The RBI also clarified that under the special swap facility, it will bear the hedging cost only on the principal amount of eligible FCNR(B) deposits and not on the interest component. The clarification is aimed at helping banks accurately price deposits mobilised under the scheme.

The FAQs also cover the special swap facility for FCNR(B) deposits, external commercial borrowings (ECBs) and overseas foreign currency borrowings (FCBs), providing operational guidance to participating banks.

ALSO READ: RBI Scraps Interest Rate Caps on 3- And 5-Year FCNR-B, NRE Deposits To Attract Foreign Inflows

The clarifications follow RBI Governor Sanjay Malhotra's announcement on June 5, when the central bank unveiled a series of measures to attract foreign currency inflows and strengthen external sector liquidity.

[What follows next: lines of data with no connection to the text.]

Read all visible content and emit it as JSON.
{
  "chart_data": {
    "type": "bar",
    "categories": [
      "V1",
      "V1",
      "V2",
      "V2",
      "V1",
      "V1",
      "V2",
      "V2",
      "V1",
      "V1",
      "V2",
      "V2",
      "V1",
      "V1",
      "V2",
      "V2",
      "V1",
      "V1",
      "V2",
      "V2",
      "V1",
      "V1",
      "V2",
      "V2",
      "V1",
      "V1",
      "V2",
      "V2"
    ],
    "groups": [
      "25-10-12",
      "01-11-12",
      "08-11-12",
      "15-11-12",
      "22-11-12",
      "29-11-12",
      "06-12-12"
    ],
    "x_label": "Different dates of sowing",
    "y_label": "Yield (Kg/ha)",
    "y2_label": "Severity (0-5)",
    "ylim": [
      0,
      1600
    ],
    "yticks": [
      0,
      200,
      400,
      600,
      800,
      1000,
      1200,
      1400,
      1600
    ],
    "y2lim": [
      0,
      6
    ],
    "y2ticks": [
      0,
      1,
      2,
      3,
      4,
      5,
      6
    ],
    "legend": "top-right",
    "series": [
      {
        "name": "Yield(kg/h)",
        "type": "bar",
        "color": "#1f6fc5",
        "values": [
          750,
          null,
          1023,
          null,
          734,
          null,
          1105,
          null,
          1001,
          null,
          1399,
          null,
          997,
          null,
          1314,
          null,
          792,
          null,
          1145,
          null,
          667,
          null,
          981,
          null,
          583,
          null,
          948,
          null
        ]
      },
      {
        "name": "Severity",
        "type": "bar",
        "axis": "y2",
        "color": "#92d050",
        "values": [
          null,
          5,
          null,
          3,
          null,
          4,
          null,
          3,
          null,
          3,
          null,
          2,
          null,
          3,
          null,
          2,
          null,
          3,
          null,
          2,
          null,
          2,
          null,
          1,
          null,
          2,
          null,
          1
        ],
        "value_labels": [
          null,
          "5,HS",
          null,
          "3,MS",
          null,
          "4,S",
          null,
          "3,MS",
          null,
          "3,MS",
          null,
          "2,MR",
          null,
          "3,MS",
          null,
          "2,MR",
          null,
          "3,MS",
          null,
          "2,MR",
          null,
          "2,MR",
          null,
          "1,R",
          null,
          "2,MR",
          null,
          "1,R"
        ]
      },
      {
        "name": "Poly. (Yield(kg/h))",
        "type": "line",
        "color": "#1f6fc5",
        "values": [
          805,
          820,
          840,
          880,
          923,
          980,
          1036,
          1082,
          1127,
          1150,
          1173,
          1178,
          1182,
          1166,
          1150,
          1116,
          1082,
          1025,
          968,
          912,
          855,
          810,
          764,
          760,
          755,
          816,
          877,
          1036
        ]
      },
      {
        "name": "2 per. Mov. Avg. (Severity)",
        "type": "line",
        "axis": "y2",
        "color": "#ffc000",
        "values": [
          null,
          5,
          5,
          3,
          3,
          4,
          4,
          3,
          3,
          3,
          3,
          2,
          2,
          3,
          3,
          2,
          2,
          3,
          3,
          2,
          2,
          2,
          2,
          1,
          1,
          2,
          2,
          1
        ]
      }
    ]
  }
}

As part of the package, the RBI said it would bear the full hedging cost on fresh FCNR(B) deposits with maturities of three to five years mobilised by banks until September 30, 2026.

To further encourage banks to raise overseas deposits, the RBI exempted fresh FCNR(B) and Non-Resident External (NRE) deposits from statutory reserve requirements, including the Cash Reserve Ratio (CRR) and Statutory Liquidity Ratio (SLR). The move is expected to improve the economics of mobilising NRI deposits, enabling banks to offer more attractive interest rates.